In the next few cells you will download two images from urls and resize them to the input size of the pretrained VGG16 model which is 224x244x3. You plot them before and after the resizing. As you can see the images are very clear and there should be no problem to classify them into the correct label.



In [0]:
img1 = (Image.open(urlopen("https://raw.githubusercontent.com/tensorchiefs/dl_book/master/imgs/Affenpinscher_Molly.jpg")))
plt.imshow(img1)
plt.show()
new_width  = 224
new_height = 224
img1 = img1.resize((new_width, new_height), Image.ANTIALIAS)
plt.imshow(img1)
plt.show()
img1=np.array(img1)

In [0]:
img2 = (Image.open(urlopen("https://raw.githubusercontent.com/tensorchiefs/dl_book/master/imgs/African_Elephant.jpg")))
plt.imshow(img2)
plt.show()
new_width  = 224
new_height = 224
img2 = img2.resize((new_width, new_height), Image.ANTIALIAS)
plt.imshow(img2)
plt.show()
img2=np.array(img2)

In [0]:
plt.figure(figsize=(10,10))
plt.subplot(1,2,1)
plt.imshow(img1)
plt.subplot(1,2,2)
plt.imshow(img2)


Now that the images are in the right size, let's use the network to predict the label. Don't forget to preprocess the input image before the prediction.

In [0]:
img1=preprocess_input(img1)
print(img1.shape)
img2=preprocess_input(img2)
print(img2.shape)

In [0]:
pred1=model_vgg.predict(np.expand_dims(img1,axis=0))
tf.keras.applications.vgg16.decode_predictions(pred1)

In [0]:
pred2=model_vgg.predict(np.expand_dims(img2,axis=0))
tf.keras.applications.vgg16.decode_predictions(pred2)

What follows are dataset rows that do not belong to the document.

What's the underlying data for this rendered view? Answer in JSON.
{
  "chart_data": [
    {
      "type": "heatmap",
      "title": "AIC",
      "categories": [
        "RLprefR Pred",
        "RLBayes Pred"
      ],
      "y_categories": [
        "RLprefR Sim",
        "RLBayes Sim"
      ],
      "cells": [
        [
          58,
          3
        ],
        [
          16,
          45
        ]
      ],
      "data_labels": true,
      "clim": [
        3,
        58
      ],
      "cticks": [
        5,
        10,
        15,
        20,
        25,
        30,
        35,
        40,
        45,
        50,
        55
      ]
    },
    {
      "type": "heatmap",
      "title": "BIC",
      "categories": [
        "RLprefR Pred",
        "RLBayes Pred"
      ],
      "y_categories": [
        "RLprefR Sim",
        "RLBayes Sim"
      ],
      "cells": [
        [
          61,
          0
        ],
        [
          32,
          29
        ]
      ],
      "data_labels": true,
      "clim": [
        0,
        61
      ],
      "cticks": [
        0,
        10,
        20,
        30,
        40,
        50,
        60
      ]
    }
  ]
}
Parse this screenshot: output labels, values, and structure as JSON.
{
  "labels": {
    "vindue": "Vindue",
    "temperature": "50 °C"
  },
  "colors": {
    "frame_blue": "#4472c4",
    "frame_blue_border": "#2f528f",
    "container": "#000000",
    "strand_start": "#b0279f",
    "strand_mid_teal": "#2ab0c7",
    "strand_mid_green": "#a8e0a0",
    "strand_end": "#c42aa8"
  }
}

As you can see the network has no problem to predict the correct label, affenpinscher and tusker are there with a high probability.

## Loading and predicting "the elephant in the room" 

Let's see if the VGG16 network is also able to predict an image that was not part of the training dataset, in this case an elephant inside a museum. Note that there are a lot of other objects in the image and the lighting is also not very good. Let's load, resize, preprocess and predict the image.



In [0]:
### Image by mana5280 on Unsplash, Smithsonian Museum of Natural History, Washington DC

img = (Image.open(urlopen("https://raw.githubusercontent.com/tensorchiefs/dl_book/master/imgs/mana5280-o69yU0jE0Nk-unsplash.jpg")))
plt.imshow(img)
plt.show()
new_width  = 224
new_height = 224
img = img.resize((new_width, new_height), Image.ANTIALIAS)
plt.imshow(img)
plt.show()
img=np.array(img)

In [0]:
img=preprocess_input(img)
print(img.shape)

In [0]:
pred=model_vgg.predict(np.expand_dims(img,axis=0))
tf.keras.applications.vgg16.decode_predictions(pred)

**You can see that the VGG16 network is not able to predict the elephant in the room (the top prediction is horse cart), even though as a human you have no problem at all to see the elephant! The problem is that this is a quite unusual image and in the Imagenet training dataset there were no elephants inside, they used "normal" images of elephants in free wilderness.**

**This is a principle weakness of deep learning and machine learning in general. We, as humans, obviously learn differently. No child in the world would not see the elephant in this image once she learned what an elephant looks like.**


#### Optional Exercise:
Read in your own image of an animal in a normal or unusual environment and check the predictions.  
Can you find an other "elephant in the room"?